Most espresso machines will also produce steam for heating and frothing milk. If your machine is an inexpensive type, draw the espresso shot first before switching to the steamer mode. Place a small saucer over the espresso shot to keep it warm while you froth the milk. When the steamer is ready, expel a little steam first to remove any water. Then position the steam nozzle to the bottom of a jug of cold milk and open the steam valve. Slowly lower the jug to draw the nozzle closer to the surface of the milk so that it can draw in a little air. If you position it right, a whirlpool motion will be happening in the milk and you will get an even mix of bubbles throughout. The frothed milk should be about 70-75° C. Do not scorch the milk or allow it to boil! Turn off the steamer and prime the unit if necessary for your machine. Bang the milk jug down on a flat surface to break up any large bubbles, and swirl the jug around a few times (or mix the frothed milk with a spoon).

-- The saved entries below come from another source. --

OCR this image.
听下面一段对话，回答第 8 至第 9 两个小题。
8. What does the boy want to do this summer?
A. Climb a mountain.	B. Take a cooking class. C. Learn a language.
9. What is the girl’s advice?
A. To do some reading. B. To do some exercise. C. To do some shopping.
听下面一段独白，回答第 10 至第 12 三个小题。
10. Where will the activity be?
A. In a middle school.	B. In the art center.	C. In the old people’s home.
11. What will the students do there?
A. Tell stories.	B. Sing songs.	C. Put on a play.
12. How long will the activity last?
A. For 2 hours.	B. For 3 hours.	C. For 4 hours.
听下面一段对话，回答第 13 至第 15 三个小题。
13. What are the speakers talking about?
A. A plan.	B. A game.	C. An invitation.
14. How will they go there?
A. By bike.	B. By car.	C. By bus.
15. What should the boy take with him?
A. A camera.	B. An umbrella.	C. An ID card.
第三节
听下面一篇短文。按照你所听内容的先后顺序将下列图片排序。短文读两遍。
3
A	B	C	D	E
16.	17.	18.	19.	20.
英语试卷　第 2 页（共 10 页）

Add the milk slowly to the espresso shot to make the desired coffee drink in the appropriate cup or glass. To make a macchiato, simply "stain" the coffee with a little of the frothed milk. Flat white and latte coffees contain about two thirds frothed milk. Cappuccino is made like a flat white but contains additional froth on top and a sprinkle of powdered drinking chocolate. 

Once you get the process right, you'll be the envy of all your friends!